A flying visit through here as one of our little group couldn't fit through the access point and I could only just squeeze myself in, the most bloody awkward and slightly embarrassing access into anywhere I've done for some time. This small bungalow was owned by someone with an obvious passion for railways (why else would you choose to live next to a level crossing?) as well as keeping fish and lizards, which is where the stink comes in...

Didn't spend long in here at all because of the aforementioned stink and Landie Man stranded outside, it's a shame the model railway layout has been buried under all sorts of crap.

All shot handheld on my 30mm lens as I couldn't be arsed to change back to my wide angle after finishing at the care home before this.

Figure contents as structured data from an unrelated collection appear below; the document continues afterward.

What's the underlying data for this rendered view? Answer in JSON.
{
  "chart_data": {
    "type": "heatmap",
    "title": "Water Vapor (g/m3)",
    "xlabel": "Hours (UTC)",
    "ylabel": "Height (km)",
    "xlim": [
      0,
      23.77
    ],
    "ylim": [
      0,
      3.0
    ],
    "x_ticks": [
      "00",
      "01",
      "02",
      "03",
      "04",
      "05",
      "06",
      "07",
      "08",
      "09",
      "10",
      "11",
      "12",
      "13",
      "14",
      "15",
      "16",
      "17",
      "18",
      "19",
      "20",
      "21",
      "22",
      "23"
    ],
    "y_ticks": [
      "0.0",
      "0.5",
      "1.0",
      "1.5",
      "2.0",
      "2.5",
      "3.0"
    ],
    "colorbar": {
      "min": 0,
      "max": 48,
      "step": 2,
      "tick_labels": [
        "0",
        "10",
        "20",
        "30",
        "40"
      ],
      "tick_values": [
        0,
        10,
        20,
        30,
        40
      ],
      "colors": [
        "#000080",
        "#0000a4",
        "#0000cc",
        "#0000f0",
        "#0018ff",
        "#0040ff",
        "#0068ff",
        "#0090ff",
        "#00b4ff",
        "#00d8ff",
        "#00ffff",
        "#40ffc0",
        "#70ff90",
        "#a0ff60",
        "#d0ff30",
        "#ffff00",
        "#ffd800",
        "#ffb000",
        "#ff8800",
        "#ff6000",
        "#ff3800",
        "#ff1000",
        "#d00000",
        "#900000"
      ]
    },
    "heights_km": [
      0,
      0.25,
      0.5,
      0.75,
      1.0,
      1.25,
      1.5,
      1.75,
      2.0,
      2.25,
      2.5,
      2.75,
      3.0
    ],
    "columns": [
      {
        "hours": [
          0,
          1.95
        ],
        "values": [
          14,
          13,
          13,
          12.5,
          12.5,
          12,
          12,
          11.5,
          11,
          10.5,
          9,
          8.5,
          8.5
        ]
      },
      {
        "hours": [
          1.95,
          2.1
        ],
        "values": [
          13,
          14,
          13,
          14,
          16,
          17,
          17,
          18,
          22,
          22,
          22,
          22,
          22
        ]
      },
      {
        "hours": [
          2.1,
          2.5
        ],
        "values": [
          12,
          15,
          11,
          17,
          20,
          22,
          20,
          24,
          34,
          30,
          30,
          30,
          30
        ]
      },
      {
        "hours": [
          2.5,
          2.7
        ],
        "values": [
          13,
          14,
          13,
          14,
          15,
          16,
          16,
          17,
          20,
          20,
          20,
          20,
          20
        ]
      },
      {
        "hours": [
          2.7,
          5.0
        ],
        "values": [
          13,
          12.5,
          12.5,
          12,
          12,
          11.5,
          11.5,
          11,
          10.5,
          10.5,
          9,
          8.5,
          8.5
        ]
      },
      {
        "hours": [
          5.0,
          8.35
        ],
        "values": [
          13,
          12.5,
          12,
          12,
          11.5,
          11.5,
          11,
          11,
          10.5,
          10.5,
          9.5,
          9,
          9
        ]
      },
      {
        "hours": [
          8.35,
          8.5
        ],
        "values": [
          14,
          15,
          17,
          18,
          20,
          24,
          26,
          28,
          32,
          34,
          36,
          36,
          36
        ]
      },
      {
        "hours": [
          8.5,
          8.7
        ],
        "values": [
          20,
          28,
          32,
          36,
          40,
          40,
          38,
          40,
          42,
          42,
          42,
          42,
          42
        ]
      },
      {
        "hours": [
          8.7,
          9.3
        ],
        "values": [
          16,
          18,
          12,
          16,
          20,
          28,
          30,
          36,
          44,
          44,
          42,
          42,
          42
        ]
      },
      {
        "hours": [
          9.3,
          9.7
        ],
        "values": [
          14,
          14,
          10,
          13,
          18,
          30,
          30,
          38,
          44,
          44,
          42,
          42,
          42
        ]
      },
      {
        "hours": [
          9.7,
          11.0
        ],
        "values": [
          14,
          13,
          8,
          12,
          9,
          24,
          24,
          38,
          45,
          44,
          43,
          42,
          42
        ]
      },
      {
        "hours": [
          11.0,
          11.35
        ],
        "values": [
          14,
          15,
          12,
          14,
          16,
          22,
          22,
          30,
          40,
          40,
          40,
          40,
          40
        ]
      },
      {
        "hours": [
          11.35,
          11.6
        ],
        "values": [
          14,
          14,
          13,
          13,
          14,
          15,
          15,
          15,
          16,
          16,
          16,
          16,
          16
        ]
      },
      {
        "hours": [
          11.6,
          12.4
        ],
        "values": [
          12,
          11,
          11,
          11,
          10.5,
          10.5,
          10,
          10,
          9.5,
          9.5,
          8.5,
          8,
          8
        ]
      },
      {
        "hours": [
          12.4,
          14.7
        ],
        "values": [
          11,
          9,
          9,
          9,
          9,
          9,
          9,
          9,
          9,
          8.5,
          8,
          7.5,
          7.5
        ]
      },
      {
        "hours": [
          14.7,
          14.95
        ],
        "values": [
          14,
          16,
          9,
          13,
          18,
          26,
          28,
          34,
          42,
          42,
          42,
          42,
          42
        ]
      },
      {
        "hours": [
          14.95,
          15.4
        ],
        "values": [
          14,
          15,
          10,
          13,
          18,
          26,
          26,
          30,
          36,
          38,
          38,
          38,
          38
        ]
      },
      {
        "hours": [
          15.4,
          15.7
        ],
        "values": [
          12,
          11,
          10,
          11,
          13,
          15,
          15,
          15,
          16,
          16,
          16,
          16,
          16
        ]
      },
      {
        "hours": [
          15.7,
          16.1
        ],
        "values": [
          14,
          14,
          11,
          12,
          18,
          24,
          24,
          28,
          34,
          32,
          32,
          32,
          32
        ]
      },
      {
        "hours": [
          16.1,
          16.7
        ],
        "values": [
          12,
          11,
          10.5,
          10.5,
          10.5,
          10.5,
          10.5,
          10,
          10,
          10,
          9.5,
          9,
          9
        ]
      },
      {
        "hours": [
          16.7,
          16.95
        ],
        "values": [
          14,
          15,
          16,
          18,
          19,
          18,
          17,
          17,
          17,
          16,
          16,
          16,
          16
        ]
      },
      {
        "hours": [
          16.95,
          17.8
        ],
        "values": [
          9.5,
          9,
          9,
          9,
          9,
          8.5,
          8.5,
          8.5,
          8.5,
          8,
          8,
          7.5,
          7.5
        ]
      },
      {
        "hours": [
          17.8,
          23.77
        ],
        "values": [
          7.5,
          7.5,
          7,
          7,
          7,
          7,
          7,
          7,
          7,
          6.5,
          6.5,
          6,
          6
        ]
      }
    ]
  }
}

Thanks for looking, more here https://www.flickr.com/photos/mookie427/sets/72157654719507733 ​


----------



## krela (Aug 10, 2015)

"Vinegar, 1001 practical uses" sounds like an interesting read.


----------



## Dirus_Strictus (Aug 10, 2015)

krela said:


> "Vinegar, 1001 practical uses" sounds like an interesting read.



From cleaning wounds to washing down paint work prior to redecorating - the gargle is a very good remedy for sore throats!


----------



## krela (Aug 10, 2015)

Dirus_Strictus said:


> From cleaning wounds to washing down paint work prior to redecorating - the gargle is a very good remedy for sore throats!

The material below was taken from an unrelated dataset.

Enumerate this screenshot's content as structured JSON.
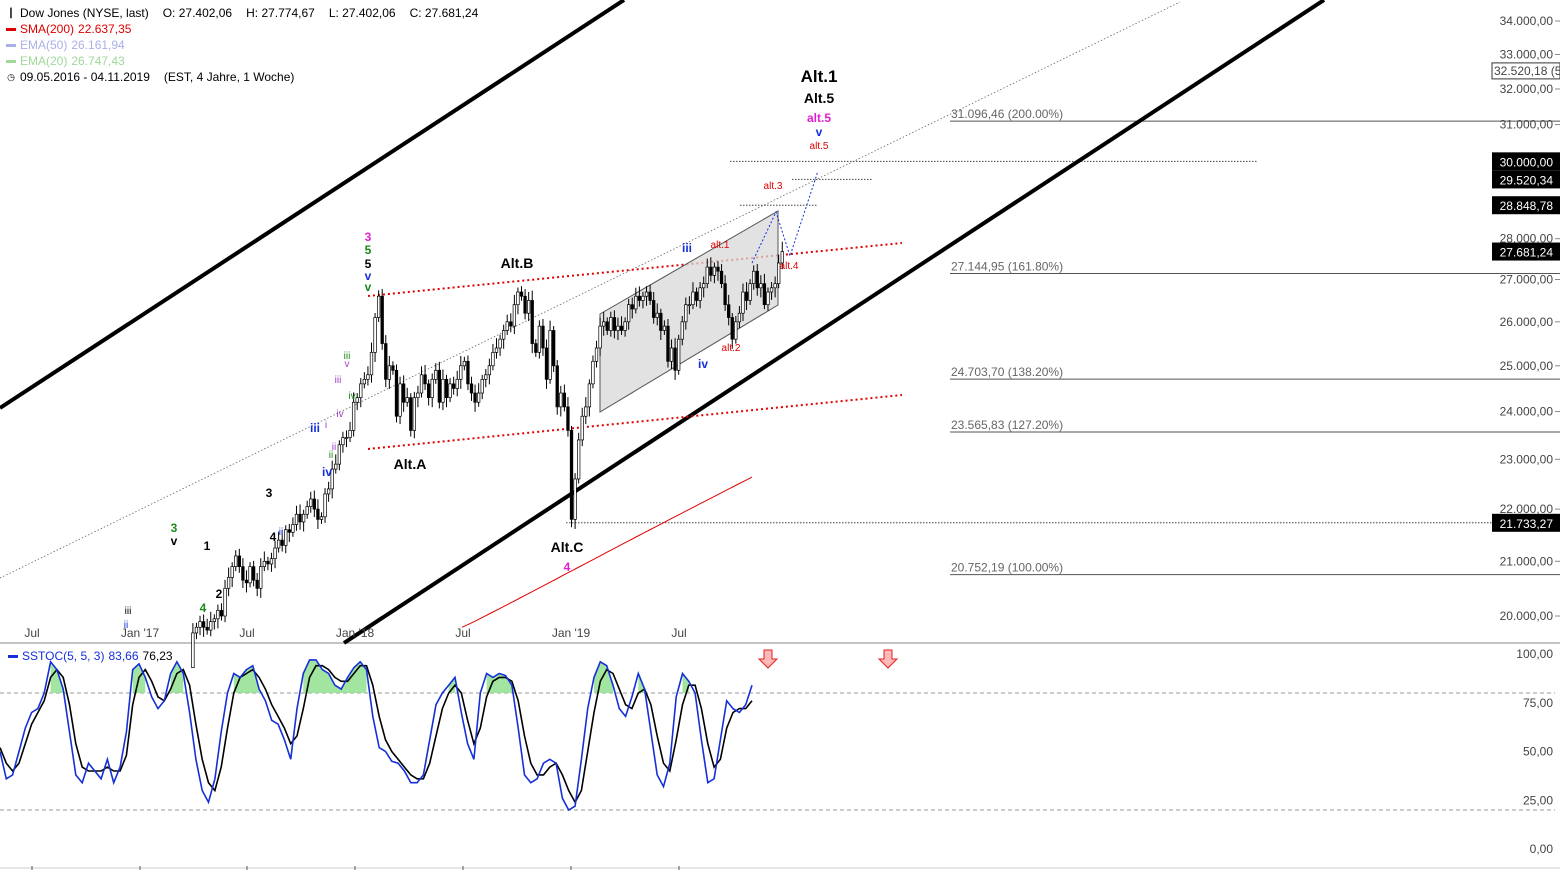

Three down, nine hundred and ninety eight to go.


----------



## flyboys90 (Aug 10, 2015)

Nice find so much to see!Great shots.


----------



## Sam Haltin (Aug 10, 2015)

Nice shots. I do believe that this used to be a crossing keeper's cottage and when the level crossing was changed from manual gates to automatic the crossing keeper became redundant, so he just carried on with his hobby of railways, keeping fish and growing cacti.


----------



## smiler (Aug 10, 2015)

Nice One that Mook, Thanks


----------



## UrbanX (Aug 11, 2015)

Nice one! Well worth the squeeze!
Thanks for sharing


----------



## cunningplan (Aug 11, 2015)

Another nice set there


----------



## HughieD (Aug 13, 2015)

Ha ha....The access point info made me chuckle! Thanks for sharing. Great set as always...


----------



## mookster (Aug 13, 2015)

HughieD said:


> Ha ha....The access point info made me chuckle! Thanks for sharing. Great set as always...



If you saw the photo of me trying to fit through it you'd be in hysterics


----------



## thorfrun (Aug 13, 2015)

great shots, the model loco is a great scot class n-guage and was brought out new in 2003, which matches the date on the bbc calender on the first shot, not a trainspotter just googled it


----------